Another goal of the Good Rewards program is to further educate customers on the large General Mills portfolio, which spans across 45 brands. “Everyone hears General Mills and they think ‘cereal,’ but they don’t necessarily think of Pillsbury or Totino’s or Nature Valley,” he said. The program encourages people to shop from all these brands to accrue more points. This has especially become important as General Mills’ brands move into new food and beverage categories.
Mary Pilecki, a Forrester analyst covering loyalty marketing, said that digital rewards can be challenging for legacy CPG companies to execute. Pilecki pointed to examples like Kellogg’s, which ended its in-house Family Rewards program after several years of trying to grow it.
“Most U.S. customers are signed up for grocery store loyalty programs,” Pilecki said, followed by credit cards and drugstores. By contrast, according to Forrester data, only about 7% of U.S. online shoppers are members of a CPG loyalty program.
Still, Pilecki said that receipt items are perhaps the most valuable data that General Mills can get from the Fetch rewards program. “These types of programs are as good as what’s out there for CPGs.”

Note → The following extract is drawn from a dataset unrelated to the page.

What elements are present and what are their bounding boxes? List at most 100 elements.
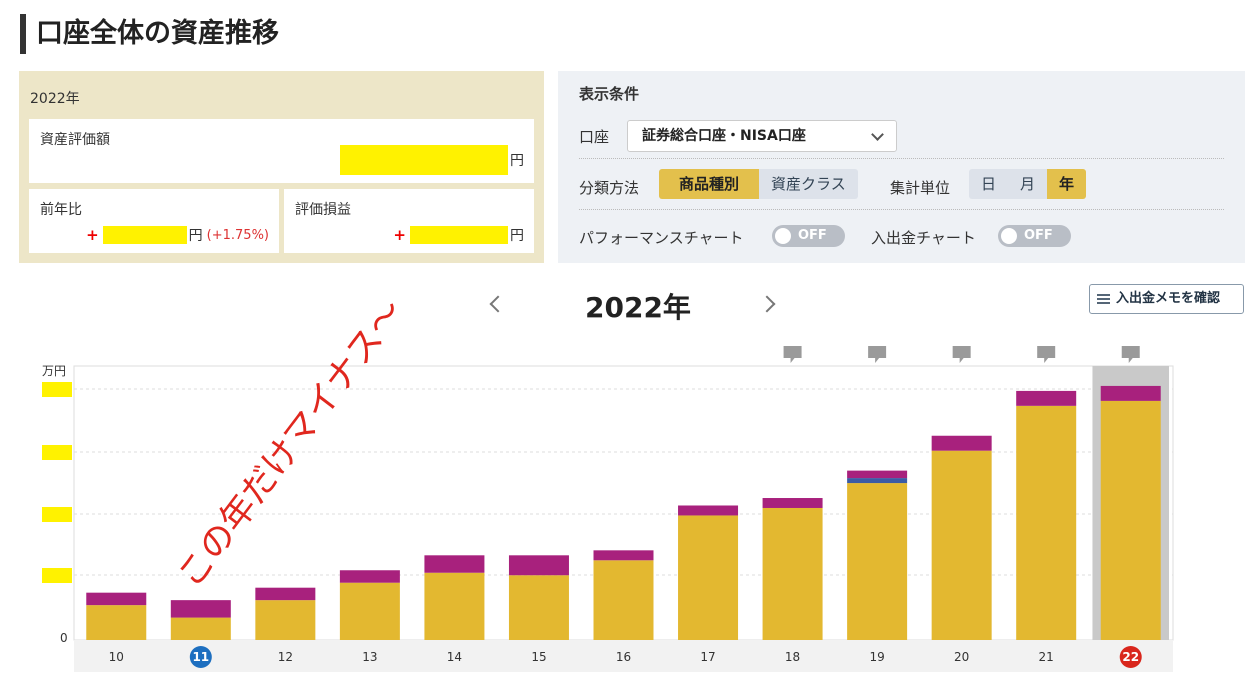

Going into the second year of the program, exclusive offers like free shipping on DTC orders and access to limited-edition product drops will be added. To celebrate the one-year anniversary of Good Rewards, this month General Mills and Fetch launched a back-to-school sweepstakes, with prizes including MacBook Air giveaways.
“As the numbers of the program’s users grow and the costs increase with it, we want to get more efficient by distributing offers in various ways depending on the user,” Glaser said.